After twitching in disgust I got up and moved to another seat. It looked clean but now my suspicions were roused. The last half of my journey I spent constantly checking my seat for little invaders and brushing at my arms and legs. I was very happy to get off that train.

After a lovely trip on Caltrain I decided to get a book at Keplar's. The man working behind the counter had multiple items of flair, but I knew I couldn't mention it because he looked so serious. I don't think he'd even get the reference. How is it that a bunch of middle aged men work at a bookstore? And they all seemed so serious, lighten up you work in a book store, that's like my dream job although I'm pretty sure I would soon be fired for fondling the merchandise.

And other things that smell like urine

It’s 9:30 and I’m waiting at the San Jose Caltrain station until 10:30 p.m. for the next train. And I realize how much I miss my car. You would think that growing up with a father who is a bus driver I would have a little bit more appreciation for mass transit. When I was a little girl I always looked forward to take-your-daughter-to-work-days. I would swing on the bars and run up and down the aisles for hours. The passengers would tell me stories and then my dad would take me out to get an ice cream before we went home.

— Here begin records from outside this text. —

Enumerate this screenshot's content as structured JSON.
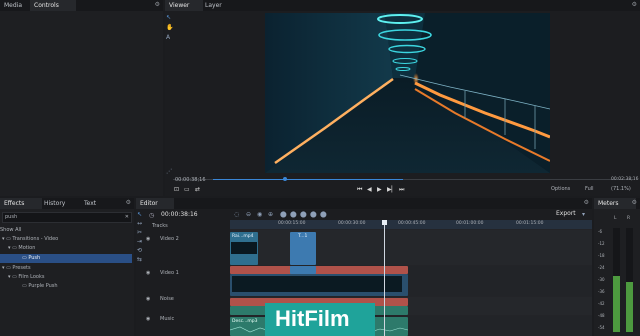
{
  "left_top": {
    "tabs": [
      "Media",
      "Controls"
    ]
  },
  "viewer": {
    "tabs": [
      "Viewer",
      "Layer"
    ],
    "timecode": "00:00:38;16",
    "timecode_right": "00:02:38;16",
    "options_label": "Options",
    "quality_label": "Full",
    "zoom_label": "(71.1%)"
  },
  "effects": {
    "tabs": [
      "Effects",
      "History",
      "Text"
    ],
    "search_value": "push",
    "show_all": "Show All",
    "tree": [
      {
        "label": "Transitions - Video",
        "level": 0
      },
      {
        "label": "Motion",
        "level": 1
      },
      {
        "label": "Push",
        "level": 2,
        "selected": true
      },
      {
        "label": "Presets",
        "level": 0
      },
      {
        "label": "Film Looks",
        "level": 1
      },
      {
        "label": "Purple Push",
        "level": 2
      }
    ]
  },
  "editor": {
    "tab": "Editor",
    "timecode": "00:00:38:16",
    "export_label": "Export",
    "tracks_label": "Tracks",
    "ruler": [
      "00:00:15:00",
      "00:00:30:00",
      "00:00:45:00",
      "00:01:00:00",
      "00:01:15:00"
    ],
    "tracks": [
      {
        "name": "Video 2"
      },
      {
        "name": "Video 1"
      },
      {
        "name": "Noise"
      },
      {
        "name": "Music"
      }
    ],
    "clips": {
      "v2a": "Rai...mp4",
      "v2b": "T...1",
      "audio": "Desc...mp3"
    }
  },
  "meters": {
    "tab": "Meters",
    "channels": [
      "L",
      "R"
    ],
    "scale": [
      "-6",
      "-12",
      "-18",
      "-24",
      "-30",
      "-36",
      "-42",
      "-48",
      "-54"
    ]
  },
  "watermark": "HitFilm",
  "colors": {
    "accent": "#3a86d6",
    "clip_blue": "#2f6f8f",
    "clip_teal": "#2d7a6b",
    "clip_red": "#b0524a",
    "watermark_bg": "#1fa39a"
  }
}
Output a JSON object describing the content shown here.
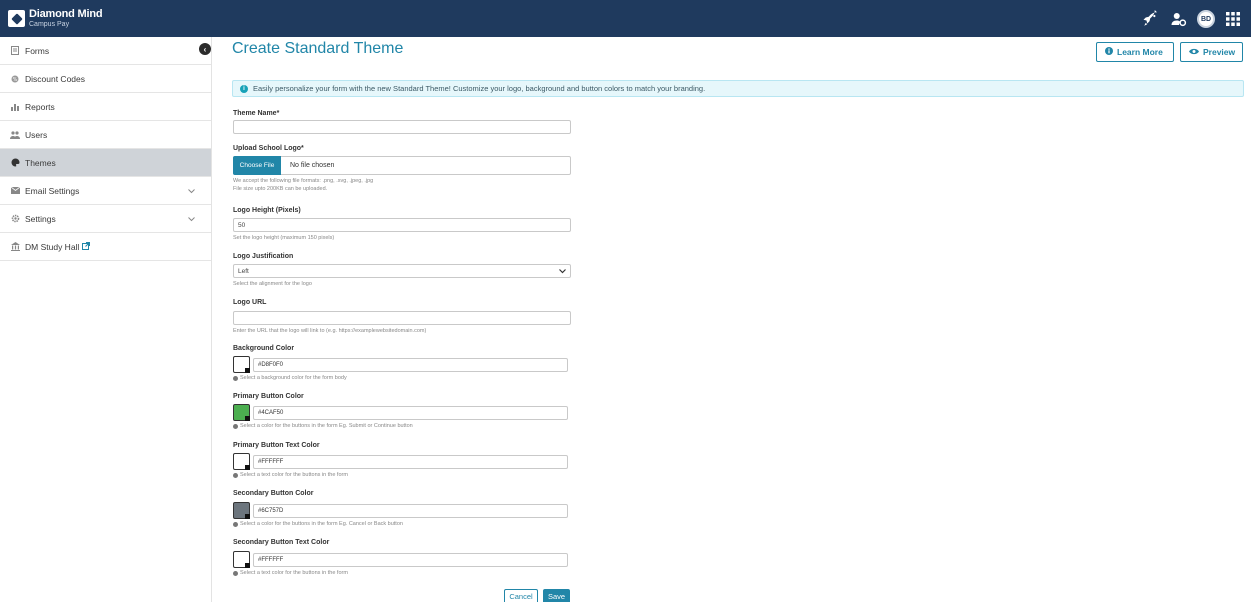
{
  "brand": {
    "name": "Diamond Mind",
    "sub": "Campus Pay"
  },
  "topbar": {
    "avatar_initials": "BD",
    "icons": [
      "rocket-icon",
      "user-gear-icon",
      "avatar",
      "apps-grid-icon"
    ]
  },
  "sidebar": {
    "items": [
      {
        "label": "Forms",
        "icon": "form-icon"
      },
      {
        "label": "Discount Codes",
        "icon": "discount-icon"
      },
      {
        "label": "Reports",
        "icon": "bar-chart-icon"
      },
      {
        "label": "Users",
        "icon": "users-icon"
      },
      {
        "label": "Themes",
        "icon": "palette-icon",
        "active": true
      },
      {
        "label": "Email Settings",
        "icon": "mail-icon",
        "has_chevron": true
      },
      {
        "label": "Settings",
        "icon": "gear-icon",
        "has_chevron": true
      },
      {
        "label": "DM Study Hall",
        "icon": "bank-icon",
        "external": true
      }
    ]
  },
  "main": {
    "title": "Create Standard Theme",
    "learn_more": "Learn More",
    "preview": "Preview",
    "alert": "Easily personalize your form with the new Standard Theme! Customize your logo, background and button colors to match your branding."
  },
  "form": {
    "theme_name": {
      "label": "Theme Name*",
      "value": ""
    },
    "logo": {
      "label": "Upload School Logo*",
      "button": "Choose File",
      "status": "No file chosen",
      "help1": "We accept the following file formats: .png, .svg, .jpeg, .jpg",
      "help2": "File size upto 200KB can be uploaded."
    },
    "logo_height": {
      "label": "Logo Height (Pixels)",
      "value": "50",
      "help": "Set the logo height (maximum 150 pixels)"
    },
    "logo_justification": {
      "label": "Logo Justification",
      "value": "Left",
      "help": "Select the alignment for the logo"
    },
    "logo_url": {
      "label": "Logo URL",
      "value": "",
      "help": "Enter the URL that the logo will link to (e.g. https://examplewebsitedomain.com)"
    },
    "background_color": {
      "label": "Background Color",
      "value": "#D8F0F0",
      "help": "Select a background color for the form body",
      "swatch": "#ffffff"
    },
    "primary_button_color": {
      "label": "Primary Button Color",
      "value": "#4CAF50",
      "help": "Select a color for the buttons in the form Eg. Submit or Continue button",
      "swatch": "#4CAF50"
    },
    "primary_button_text_color": {
      "label": "Primary Button Text Color",
      "value": "#FFFFFF",
      "help": "Select a text color for the buttons in the form",
      "swatch": "#FFFFFF"
    },
    "secondary_button_color": {
      "label": "Secondary Button Color",
      "value": "#6C757D",
      "help": "Select a color for the buttons in the form Eg. Cancel or Back button",
      "swatch": "#6C757D"
    },
    "secondary_button_text_color": {
      "label": "Secondary Button Text Color",
      "value": "#FFFFFF",
      "help": "Select a text color for the buttons in the form",
      "swatch": "#FFFFFF"
    },
    "cancel": "Cancel",
    "save": "Save"
  },
  "colors": {
    "topbar": "#1f3a5e",
    "accent": "#2186a8",
    "active_nav": "#cfd3d8"
  }
}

Now I get out of school around 8:30p.m. catch the 9:00 bus that gets me to the train station two minutes to late to catch the 9:10 train so instead I wait for another hour to catch the last train of the night at 10:30. The other riders are no longer smiling at me and telling me stories; instead everyone avoids eye contact and composes their faces in a carefully blank expression. All I want to do is get home and now I won’t be there till well after 11.

These last few days have killed the joy of public transport for me. It used to be so nice to ride the train into the city knowing I wouldn’t have to worry about parking. But now I will remember this boring night where there are only three other people in the station and they are talking in Spanish so I can’t listen in.

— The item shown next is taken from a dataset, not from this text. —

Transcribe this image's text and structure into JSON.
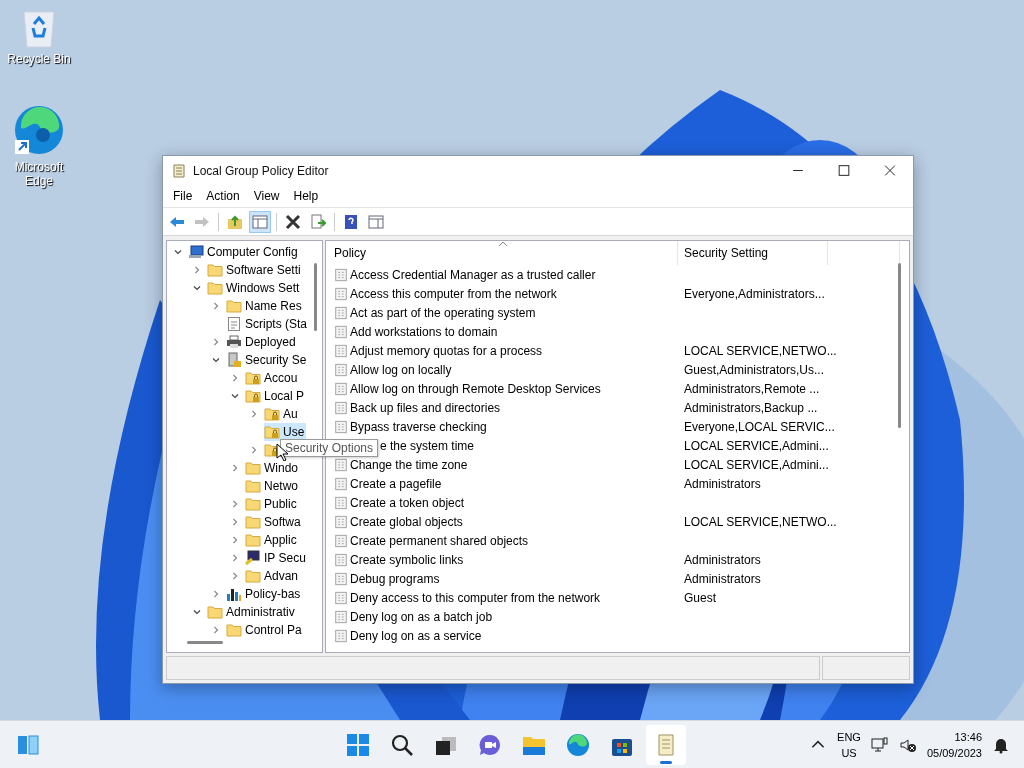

And I’m not so sure that Menlo Park feels like home. I’m not sure what it is but there is something missing there. I like the apartment but, I don’t know, it’s just not the same as Santa Barbara. I feel more connected with San Jose but that’s just because I spend all of my time there. I’m sure that after a few months I’ll like it better.

But I don’t know how long I’ll be there either. I’ve kind of gotten itchy feet, which I know A wont appreciate, although I’ve always had them I’ve just hidden them since I’ve been with A. After school I think I’d like to move to New York and live there for a few years but again A wont go for that. But that’s where all the magazines are. True a writer can write anywhere but to work on a magazine you have to be where that magazine is, very few people can survive off a freelance budget.

Oh the urine thing, mainly that was just the bus on the way over to Caltrain, how does a whole bus smell like pee?